Llegó a Caracas el 15 de abril de 2015. A los pocos días se comenzó a reintegrar al núcleo. Sabía que debía ir poco a poco, pues ya no tenía el mismo nivel, y sus compañeros de orquesta ya habían avanzado. Ya no formaba parte de la fila de los primeros violines. Se sumó a los segundos violines de su orquesta. La vida le dio una gran bienvenida a casa: interpretó la Sinfonía N° 1, de Gustav Mahler, como parte de un gran concierto que ofrecieron en la Sala José Félix Rivas, del Teatro Teresa Carreño, las orquestas José Francisco del Castillo, Evencio Castellanos e Inocente Carreño. “¿Cuándo yo pensé que iba a interpretar la Primera de Mahler con un orquestón? ¡Jamás! Esto para mí fue extraordinario”.

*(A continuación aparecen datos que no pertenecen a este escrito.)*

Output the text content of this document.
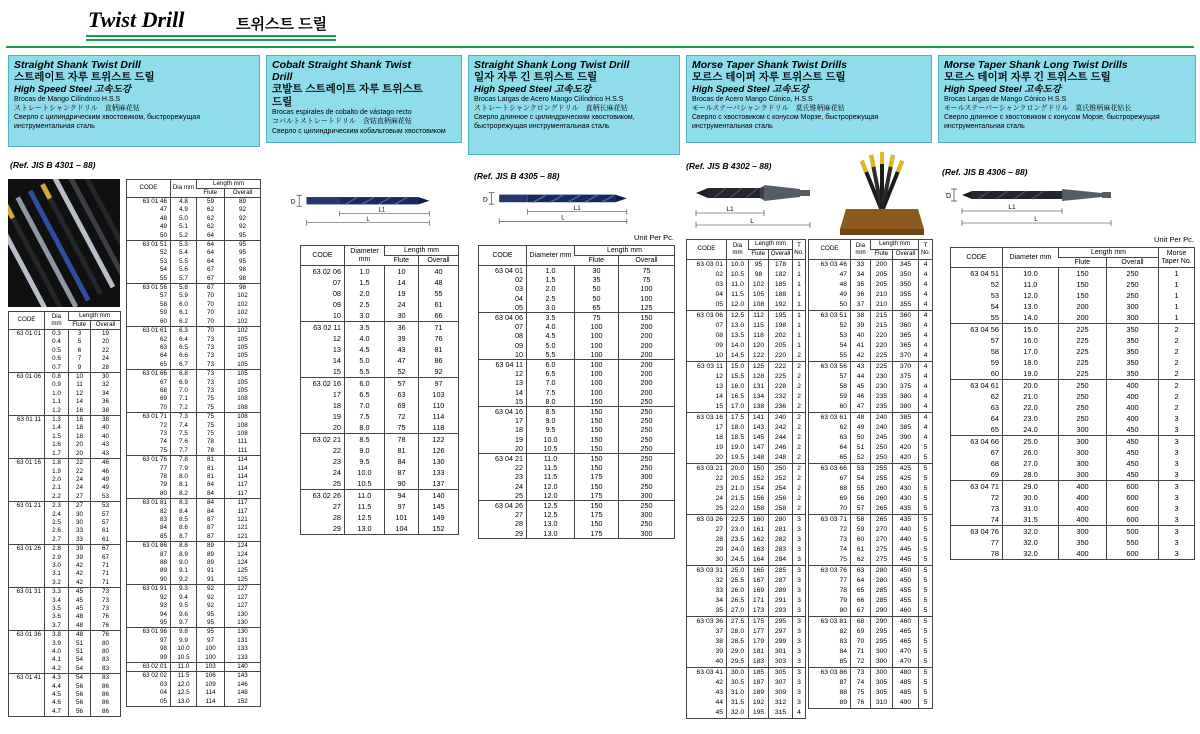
Twist Drill	트위스트 드릴
Straight Shank Twist Drill
스트레이트 자루 트위스트 드릴
High Speed Steel 고속도강
Brocas de Mango Cilíndrico H.S.S
ストレートシャンクドリル　直柄麻花钻
Сверло с цилиндрическим хвостовиком, быстрорежущая инструментальная сталь
(Ref. JIS B 4301 – 88)
CODE	Dia mm	Length mm	
		Flute	Overall
63 01 01	0.3	3	19
	0.4	5	20
	0.5	6	22
	0.6	7	24
	0.7	9	28
63 01 06	0.8	10	30
	0.9	11	32
	1.0	12	34
	1.1	14	36
	1.2	16	38
63 01 11	1.3	16	38
	1.4	18	40
	1.5	18	40
	1.6	20	43
	1.7	20	43
63 01 16	1.8	22	46
	1.9	22	46
	2.0	24	49
	2.1	24	49
	2.2	27	53
63 01 21	2.3	27	53
	2.4	30	57
	2.5	30	57
	2.6	33	61
	2.7	33	61
63 01 26	2.8	39	67
	2.9	39	67
	3.0	42	71
	3.1	42	71
	3.2	42	71
63 01 31	3.3	45	73
	3.4	45	73
	3.5	45	73
	3.6	48	76
	3.7	48	76
63 01 36	3.8	48	76
	3.9	51	80
	4.0	51	80
	4.1	54	83
	4.2	54	83
63 01 41	4.3	54	83
	4.4	56	86
	4.5	56	86
	4.6	56	86
	4.7	56	86
CODE	Dia mm	Length mm	
		Flute	Overall
63 01 46	4.8	59	89
47	4.9	62	92
48	5.0	62	92
49	5.1	62	92
50	5.2	64	95
63 01 51	5.3	64	95
52	5.4	64	95
53	5.5	64	95
54	5.6	67	98
55	5.7	67	98
63 01 56	5.8	67	98
57	5.9	70	102
58	6.0	70	102
59	6.1	70	102
60	6.2	70	102
63 01 61	6.3	70	102
62	6.4	73	105
63	6.5	73	105
64	6.6	73	105
65	6.7	73	105
63 01 66	6.8	73	105
67	6.9	73	105
68	7.0	73	105
69	7.1	75	108
70	7.2	75	108
63 01 71	7.3	75	108
72	7.4	75	108
73	7.5	75	108
74	7.6	78	111
75	7.7	78	111
63 01 76	7.8	81	114
77	7.9	81	114
78	8.0	81	114
79	8.1	84	117
80	8.2	84	117
63 01 81	8.3	84	117
82	8.4	84	117
83	8.5	87	121
84	8.6	87	121
85	8.7	87	121
63 01 86	8.8	89	124
87	8.9	89	124
88	9.0	89	124
89	9.1	91	125
90	9.2	91	125
63 01 91	9.3	92	127
92	9.4	92	127
93	9.5	92	127
94	9.6	95	130
95	9.7	95	130
63 01 96	9.8	95	130
97	9.9	97	131
98	10.0	100	133
99	10.5	100	133
63 02 01	11.0	103	140
63 02 02	11.5	106	143
03	12.0	109	146
04	12.5	114	148
05	13.0	114	152
Cobalt Straight Shank Twist Drill
코발트 스트레이트 자루 트위스트 드릴
Brocas espirales de cobalto de vástago recto
コバルトストレートドリル　含钴直柄麻花钻
Сверло с цилиндрическим кобальтовым хвостовиком
D
L1
L
CODE	Diameter mm	Length mm	
		Flute	Overall
63 02 06	1.0	10	40
07	1.5	14	48
08	2.0	19	55
09	2.5	24	61
10	3.0	30	66
63 02 11	3.5	36	71
12	4.0	39	76
13	4.5	43	81
14	5.0	47	86
15	5.5	52	92
63 02 16	6.0	57	97
17	6.5	63	103
18	7.0	69	110
19	7.5	72	114
20	8.0	75	118
63 02 21	8.5	78	122
22	9.0	81	126
23	9.5	84	130
24	10.0	87	133
25	10.5	90	137
63 02 26	11.0	94	140
27	11.5	97	145
28	12.5	101	149
29	13.0	104	152
Straight Shank Long Twist Drill
일자 자루 긴 트위스트 드릴
High Speed Steel 고속도강
Brocas Largas de Acero Mango Cilíndrico H.S.S
ストレートシャンクロングドリル　直柄长麻花钻
Сверло длинное с цилиндрическим хвостовиком, быстрорежущая инструментальная сталь
(Ref. JIS B 4305 – 88)
D
L1
L
Unit Per Pc.
CODE	Diameter mm	Length mm	
		Flute	Overall
63 04 01	1.0	30	75
02	1.5	35	75
03	2.0	50	100
04	2.5	50	100
05	3.0	65	125
63 04 06	3.5	75	150
07	4.0	100	200
08	4.5	100	200
09	5.0	100	200
10	5.5	100	200
63 04 11	6.0	100	200
12	6.5	100	200
13	7.0	100	200
14	7.5	100	200
15	8.0	150	250
63 04 16	8.5	150	250
17	9.0	150	250
18	9.5	150	250
19	10.0	150	250
20	10.5	150	250
63 04 21	11.0	150	250
22	11.5	150	250
23	11.5	175	300
24	12.0	150	250
25	12.0	175	300
63 04 26	12.5	150	250
27	12.5	175	300
28	13.0	150	250
29	13.0	175	300
Morse Taper Shank Twist Drills
모르스 테이퍼 자루 트위스트 드릴
High Speed Steel 고속도강
Brocas de Acero Mango Cónico, H.S.S
モールステーパシャンクドリル　莫氏锥柄麻花钻
Сверло с хвостовиком с конусом Морзе, быстрорежущая инструментальная сталь
(Ref. JIS B 4302 – 88)
L1
L
CODE	Dia mm	Length mm		T No.
		Flute	Overall	
63 03 01	10.0	95	178	1
02	10.5	98	182	1
03	11.0	102	185	1
04	11.5	105	188	1
05	12.0	108	192	1
63 03 06	12.5	112	195	1
07	13.0	115	198	1
08	13.5	118	202	1
09	14.0	120	205	1
10	14.5	122	220	2
63 03 11	15.0	125	222	2
12	15.5	128	225	2
13	16.0	131	228	2
14	16.5	134	232	2
15	17.0	138	236	2
63 03 16	17.5	141	240	2
17	18.0	143	242	2
18	18.5	145	244	2
19	19.0	147	246	2
20	19.5	148	248	2
63 03 21	20.0	150	250	2
22	20.5	152	252	2
23	21.0	154	254	2
24	21.5	156	256	2
25	22.0	158	258	2
63 03 26	22.5	160	280	3
27	23.0	161	281	3
28	23.5	162	282	3
29	24.0	163	283	3
30	24.5	164	284	3
63 03 31	25.0	165	285	3
32	25.5	167	287	3
33	26.0	169	289	3
34	26.5	171	291	3
35	27.0	173	293	3
63 03 36	27.5	175	295	3
37	28.0	177	297	3
38	28.5	179	299	3
39	29.0	181	301	3
40	29.5	183	303	3
63 03 41	30.0	185	305	3
42	30.5	187	307	3
43	31.0	189	309	3
44	31.5	192	312	3
45	32.0	195	315	4
CODE	Dia mm	Length mm		T No.
		Flute	Overall	
63 03 46	33	200	345	4
47	34	205	350	4
48	35	205	350	4
49	36	210	355	4
50	37	210	355	4
63 03 51	38	215	360	4
52	39	215	360	4
53	40	220	365	4
54	41	220	365	4
55	42	225	370	4
63 03 56	43	225	370	4
57	44	230	375	4
58	45	230	375	4
59	46	235	380	4
60	47	235	380	4
63 03 61	48	240	385	4
62	49	240	385	4
63	50	245	390	4
64	51	250	420	5
65	52	250	420	5
63 03 66	53	255	425	5
67	54	255	425	5
68	55	260	430	5
69	56	260	430	5
70	57	265	435	5
63 03 71	58	265	435	5
72	59	270	440	5
73	60	270	440	5
74	61	275	445	5
75	62	275	445	5
63 03 76	63	280	450	5
77	64	280	450	5
78	65	285	455	5
79	66	285	455	5
80	67	290	460	5
63 03 81	68	290	460	5
82	69	295	465	5
83	70	295	465	5
84	71	300	470	5
85	72	300	470	5
63 03 86	73	300	480	5
87	74	305	485	5
88	75	305	485	5
89	76	310	490	5
Morse Taper Shank Long Twist Drills
모르스 테이퍼 자루 긴 트위스트 드릴
High Speed Steel 고속도강
Brocas Largas de Mango Cónico H.S.S
モールステーパーシャンクロングドリル　莫氏锥柄麻花钻长
Сверло длинное с хвостовиком с конусом Морзе, быстрорежущая инструментальная сталь
(Ref. JIS B 4306 – 88)
D
L1
L
Unit Per Pc.
CODE	Diameter mm	Length mm		Morse Taper No.
		Flute	Overall	
63 04 51	10.0	150	250	1
52	11.0	150	250	1
53	12.0	150	250	1
54	13.0	200	300	1
55	14.0	200	300	1
63 04 56	15.0	225	350	2
57	16.0	225	350	2
58	17.0	225	350	2
59	18.0	225	350	2
60	19.0	225	350	2
63 04 61	20.0	250	400	2
62	21.0	250	400	2
63	22.0	250	400	2
64	23.0	250	400	3
65	24.0	300	450	3
63 04 66	25.0	300	450	3
67	26.0	300	450	3
68	27.0	300	450	3
69	28.0	300	450	3
63 04 71	29.0	400	600	3
72	30.0	400	600	3
73	31.0	400	600	3
74	31.5	400	600	3
63 04 76	32.0	300	500	3
77	32.0	350	550	3
78	32.0	400	600	3
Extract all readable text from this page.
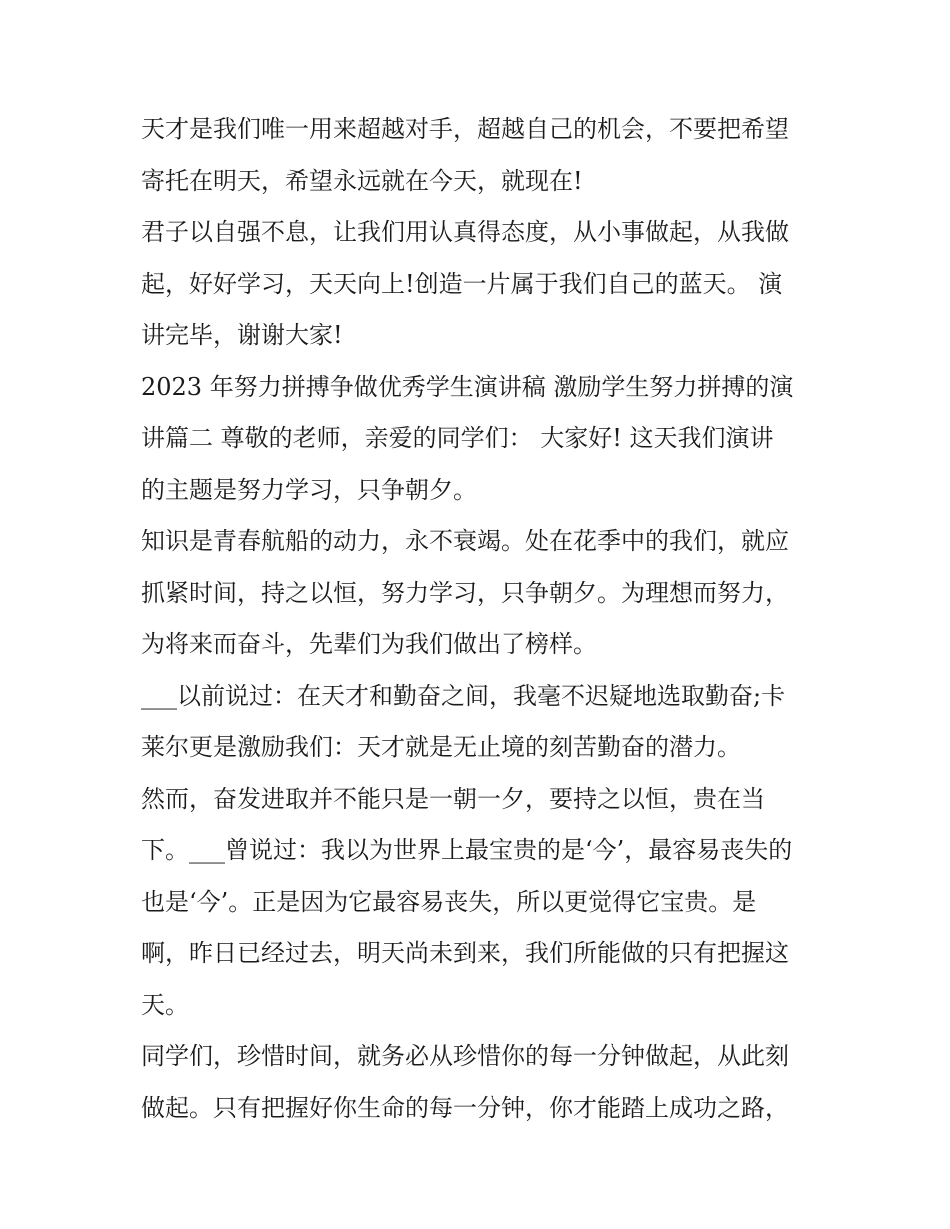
天才是我们唯一用来超越对手，超越自己的机会，不要把希望
寄托在明天，希望永远就在今天，就现在!
君子以自强不息，让我们用认真得态度，从小事做起，从我做
起，好好学习，天天向上!创造一片属于我们自己的蓝天。 演
讲完毕，谢谢大家!
2023 年努力拼搏争做优秀学生演讲稿 激励学生努力拼搏的演
讲篇二 尊敬的老师，亲爱的同学们： 大家好! 这天我们演讲
的主题是努力学习，只争朝夕。
知识是青春航船的动力，永不衰竭。处在花季中的我们，就应
抓紧时间，持之以恒，努力学习，只争朝夕。为理想而努力，
为将来而奋斗，先辈们为我们做出了榜样。
___以前说过：在天才和勤奋之间，我毫不迟疑地选取勤奋;卡
莱尔更是激励我们：天才就是无止境的刻苦勤奋的潜力。
然而，奋发进取并不能只是一朝一夕，要持之以恒，贵在当
下。___曾说过：我以为世界上最宝贵的是‘今’，最容易丧失的
也是‘今’。正是因为它最容易丧失，所以更觉得它宝贵。是
啊，昨日已经过去，明天尚未到来，我们所能做的只有把握这
天。
同学们，珍惜时间，就务必从珍惜你的每一分钟做起，从此刻
做起。只有把握好你生命的每一分钟，你才能踏上成功之路，
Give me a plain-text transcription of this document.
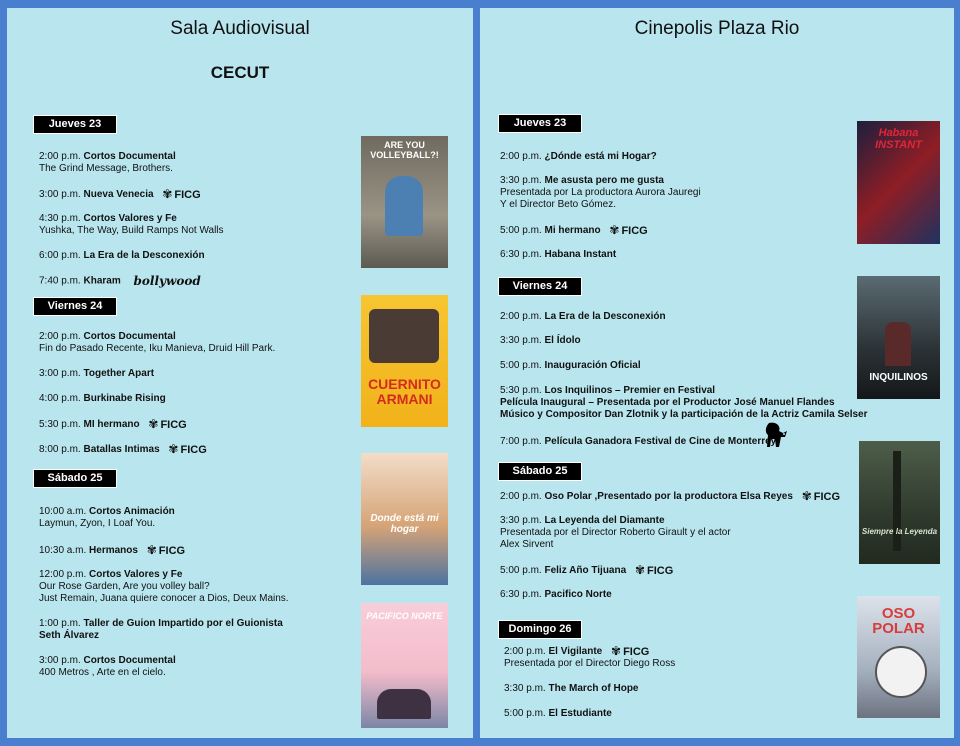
Sala Audiovisual
CECUT
Jueves 23
Viernes 24
Sábado 25
2:00 p.m. Cortos Documental
The Grind Message, Brothers.
3:00 p.m. Nueva Venecia ✾ FICG
4:30 p.m. Cortos Valores y Fe
Yushka, The Way, Build Ramps Not Walls
6:00 p.m. La Era de la Desconexión
7:40 p.m. Kharam bollywood
2:00 p.m. Cortos Documental
Fin do Pasado Recente, Iku Manieva, Druid Hill Park.
3:00 p.m. Together Apart
4:00 p.m. Burkinabe Rising
5:30 p.m. MI hermano ✾ FICG
8:00 p.m. Batallas Intimas ✾ FICG
10:00 a.m. Cortos Animación
Laymun, Zyon, I Loaf You.
10:30 a.m. Hermanos ✾ FICG
12:00 p.m. Cortos Valores y Fe
Our Rose Garden, Are you volley ball?
Just Remain, Juana quiere conocer a Dios, Deux Mains.
1:00 p.m. Taller de Guion Impartido por el Guionista
Seth Álvarez
3:00 p.m. Cortos Documental
400 Metros , Arte en el cielo.
ARE YOU VOLLEYBALL?!
CUERNITO ARMANI
Donde está mi hogar
PACIFICO NORTE
Cinepolis Plaza Rio
Jueves 23
Viernes 24
Sábado 25
Domingo 26
2:00 p.m. ¿Dónde está mi Hogar?
3:30 p.m. Me asusta pero me gusta
Presentada por La productora Aurora Jauregi
Y el Director Beto Gómez.
5:00 p.m. Mi hermano ✾ FICG
6:30 p.m. Habana Instant
2:00 p.m. La Era de la Desconexión
3:30 p.m. El Ídolo
5:00 p.m. Inauguración Oficial
5:30 p.m. Los Inquilinos – Premier en Festival
Película Inaugural – Presentada por el Productor José Manuel Flandes
Músico y Compositor Dan Zlotnik y la participación de la Actriz Camila Selser
7:00 p.m. Película Ganadora Festival de Cine de Monterrey
2:00 p.m. Oso Polar ,Presentado por la productora Elsa Reyes ✾ FICG
3:30 p.m. La Leyenda del Diamante
Presentada por el Director Roberto Girault y el actor
Alex Sirvent
5:00 p.m. Feliz Año Tijuana ✾ FICG
6:30 p.m. Pacifico Norte
2:00 p.m. El Vigilante ✾ FICG
Presentada por el Director Diego Ross
3:30 p.m. The March of Hope
5:00 p.m. El Estudiante
Habana INSTANT
INQUILINOS
Siempre la Leyenda
OSO POLAR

A los siete días regresó al hospital por un virus que bajó sus defensas. Necesitaba donantes de sangre y de plaquetas. Todos en el núcleo colaboraron. Si alguno de sus compañeros no tenía la mayoría de edad, los chicos le pedían a sus familiares que donaran por ellos. Al recordar esto, Raylis llora. Llora y sonríe. Por estar hospitalizada se perdió el concierto en donde interpretaría la Sinfonía N° 2, de Mahler. Antes de comenzar el concierto sus profesores y amigos le informaron al público que en esa orquesta faltaba un integrante; que ese concierto iba dedicado a ella; y que para ayudarla un poco más necesitaban recoger dinero: Raylis ya se había consumido todo el seguro de salud. “Enviaban cadenas por todas partes solicitando colaboración para pagar la clínica. ¿Qué más puedo pedir? Sé que he ido musicalmente poco a poco detrás de la evolución de la orquesta, y ellos lo saben por eso siempre están ahí ofreciéndome su mano y sus consejos para apoyarme. Sabían que yo iba poco a poco, pero que iba detrás de ellos”.


Raylis comenzará en septiembre de este año a estudiar Fisoterapia en la Escuela de Medicina de la Universidad Central de Venezuela. Ya va por el segundo nivel del curso de italiano; hornea tortas y pan en su casa. Continúa en la orquesta y estudia en el Conservatorio de Música Simón Bolívar, ubicado en la Parroquia El Paraíso, al oeste de Caracas. Acaba de terminar el ciclo de vacunas. Al cumplir los dos años de su operación, deben hacerle un refuerzo.